In this paper the structural response of Submerged Floating Tunnels (SFTs) to severe seismic events is investigated. The Submerged Floating Tunnel (SFT, also known as Archimede's Bridge) is an innovative structural solution for the realization of waterway crossings, consisting in a tubular structure placed underwater and anchored to the seabed by means of cable systems having a fixed inter-axis along the tunnel. SFTs seem to be particularly suitable to cross waterways located in high seismicity zones: due to their large transversal flexibility and to the additional damping and inertia arising from the water-structure interaction, a reduced amount of the earthquake input energy can be transferred to the tunnel, provided that its connections with the shores are equipped with proper seismic joints.
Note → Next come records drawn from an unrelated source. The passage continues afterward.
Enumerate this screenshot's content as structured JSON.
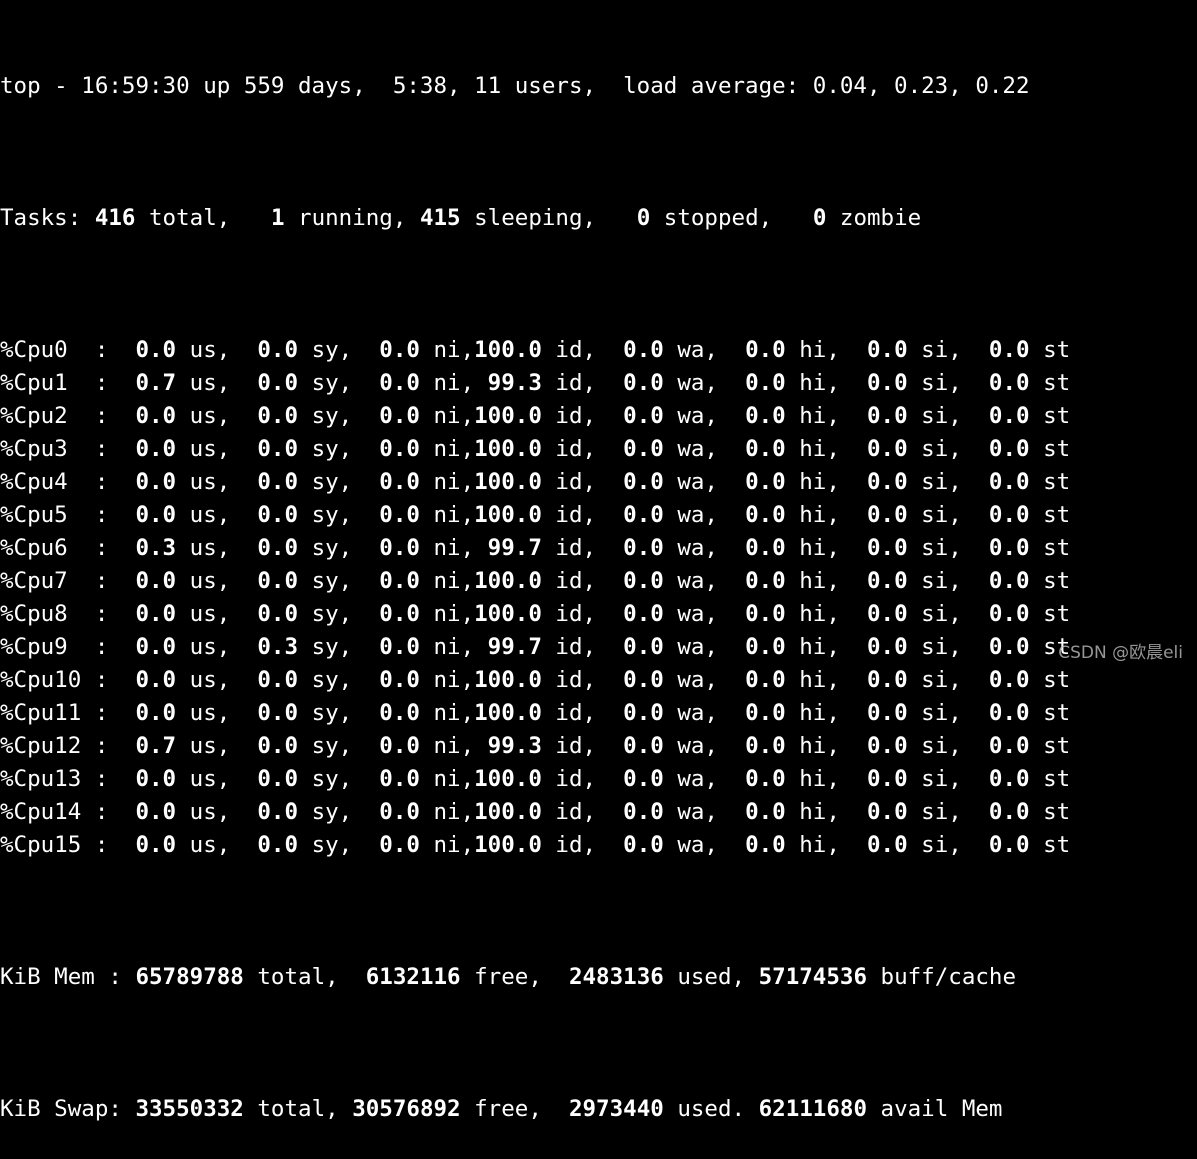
{
  "colors": {
    "background": "#000000",
    "foreground": "#ffffff"
  },
  "summary": {
    "uptime": "top - 16:59:30 up 559 days,  5:38, 11 users,  load average: 0.04, 0.23, 0.22",
    "tasks": {
      "label": "Tasks: ",
      "total": "416",
      "total_label": " total,   ",
      "running": "1",
      "running_label": " running, ",
      "sleeping": "415",
      "sleeping_label": " sleeping,   ",
      "stopped": "0",
      "stopped_label": " stopped,   ",
      "zombie": "0",
      "zombie_label": " zombie"
    }
  },
  "cpu_labels": {
    "us": " us, ",
    "sy": " sy, ",
    "ni": " ni,",
    "id": " id, ",
    "wa": " wa, ",
    "hi": " hi, ",
    "si": " si, ",
    "st": " st"
  },
  "cpus": [
    {
      "name": "%Cpu0  : ",
      "us": " 0.0",
      "sy": " 0.0",
      "ni": " 0.0",
      "id": "100.0",
      "wa": " 0.0",
      "hi": " 0.0",
      "si": " 0.0",
      "st": " 0.0"
    },
    {
      "name": "%Cpu1  : ",
      "us": " 0.7",
      "sy": " 0.0",
      "ni": " 0.0",
      "id": " 99.3",
      "wa": " 0.0",
      "hi": " 0.0",
      "si": " 0.0",
      "st": " 0.0"
    },
    {
      "name": "%Cpu2  : ",
      "us": " 0.0",
      "sy": " 0.0",
      "ni": " 0.0",
      "id": "100.0",
      "wa": " 0.0",
      "hi": " 0.0",
      "si": " 0.0",
      "st": " 0.0"
    },
    {
      "name": "%Cpu3  : ",
      "us": " 0.0",
      "sy": " 0.0",
      "ni": " 0.0",
      "id": "100.0",
      "wa": " 0.0",
      "hi": " 0.0",
      "si": " 0.0",
      "st": " 0.0"
    },
    {
      "name": "%Cpu4  : ",
      "us": " 0.0",
      "sy": " 0.0",
      "ni": " 0.0",
      "id": "100.0",
      "wa": " 0.0",
      "hi": " 0.0",
      "si": " 0.0",
      "st": " 0.0"
    },
    {
      "name": "%Cpu5  : ",
      "us": " 0.0",
      "sy": " 0.0",
      "ni": " 0.0",
      "id": "100.0",
      "wa": " 0.0",
      "hi": " 0.0",
      "si": " 0.0",
      "st": " 0.0"
    },
    {
      "name": "%Cpu6  : ",
      "us": " 0.3",
      "sy": " 0.0",
      "ni": " 0.0",
      "id": " 99.7",
      "wa": " 0.0",
      "hi": " 0.0",
      "si": " 0.0",
      "st": " 0.0"
    },
    {
      "name": "%Cpu7  : ",
      "us": " 0.0",
      "sy": " 0.0",
      "ni": " 0.0",
      "id": "100.0",
      "wa": " 0.0",
      "hi": " 0.0",
      "si": " 0.0",
      "st": " 0.0"
    },
    {
      "name": "%Cpu8  : ",
      "us": " 0.0",
      "sy": " 0.0",
      "ni": " 0.0",
      "id": "100.0",
      "wa": " 0.0",
      "hi": " 0.0",
      "si": " 0.0",
      "st": " 0.0"
    },
    {
      "name": "%Cpu9  : ",
      "us": " 0.0",
      "sy": " 0.3",
      "ni": " 0.0",
      "id": " 99.7",
      "wa": " 0.0",
      "hi": " 0.0",
      "si": " 0.0",
      "st": " 0.0"
    },
    {
      "name": "%Cpu10 : ",
      "us": " 0.0",
      "sy": " 0.0",
      "ni": " 0.0",
      "id": "100.0",
      "wa": " 0.0",
      "hi": " 0.0",
      "si": " 0.0",
      "st": " 0.0"
    },
    {
      "name": "%Cpu11 : ",
      "us": " 0.0",
      "sy": " 0.0",
      "ni": " 0.0",
      "id": "100.0",
      "wa": " 0.0",
      "hi": " 0.0",
      "si": " 0.0",
      "st": " 0.0"
    },
    {
      "name": "%Cpu12 : ",
      "us": " 0.7",
      "sy": " 0.0",
      "ni": " 0.0",
      "id": " 99.3",
      "wa": " 0.0",
      "hi": " 0.0",
      "si": " 0.0",
      "st": " 0.0"
    },
    {
      "name": "%Cpu13 : ",
      "us": " 0.0",
      "sy": " 0.0",
      "ni": " 0.0",
      "id": "100.0",
      "wa": " 0.0",
      "hi": " 0.0",
      "si": " 0.0",
      "st": " 0.0"
    },
    {
      "name": "%Cpu14 : ",
      "us": " 0.0",
      "sy": " 0.0",
      "ni": " 0.0",
      "id": "100.0",
      "wa": " 0.0",
      "hi": " 0.0",
      "si": " 0.0",
      "st": " 0.0"
    },
    {
      "name": "%Cpu15 : ",
      "us": " 0.0",
      "sy": " 0.0",
      "ni": " 0.0",
      "id": "100.0",
      "wa": " 0.0",
      "hi": " 0.0",
      "si": " 0.0",
      "st": " 0.0"
    }
  ],
  "memory": {
    "mem": {
      "label": "KiB Mem : ",
      "total": "65789788",
      "total_label": " total,  ",
      "free": "6132116",
      "free_label": " free,  ",
      "used": "2483136",
      "used_label": " used, ",
      "cache": "57174536",
      "cache_label": " buff/cache"
    },
    "swap": {
      "label": "KiB Swap: ",
      "total": "33550332",
      "total_label": " total, ",
      "free": "30576892",
      "free_label": " free,  ",
      "used": "2973440",
      "used_label": " used. ",
      "avail": "62111680",
      "avail_label": " avail Mem"
    }
  },
  "watermark": "CSDN @欧晨eli"
}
The behaviour of SFTs during strong earthquakes features peculiar aspects that deserve to be studied, such as the influence of the asynchronous ground motion and of the propagation of vertical ground motion in the upper water layer. In order to adequately investigate the structural response of SFTs to strong ground motion produced by a large size earthquake, the 1908 Messina (Italy) earthquake is simulated by means of a flat-layered ground-water model. Several SFT structural configurations, differing for the set up of the anchoring system, and different values of the crossing length are considered. The structural behaviour of SFTs during the simulated seismic event is then studied through F.E. analyses and the main outcomes thoroughly discussed.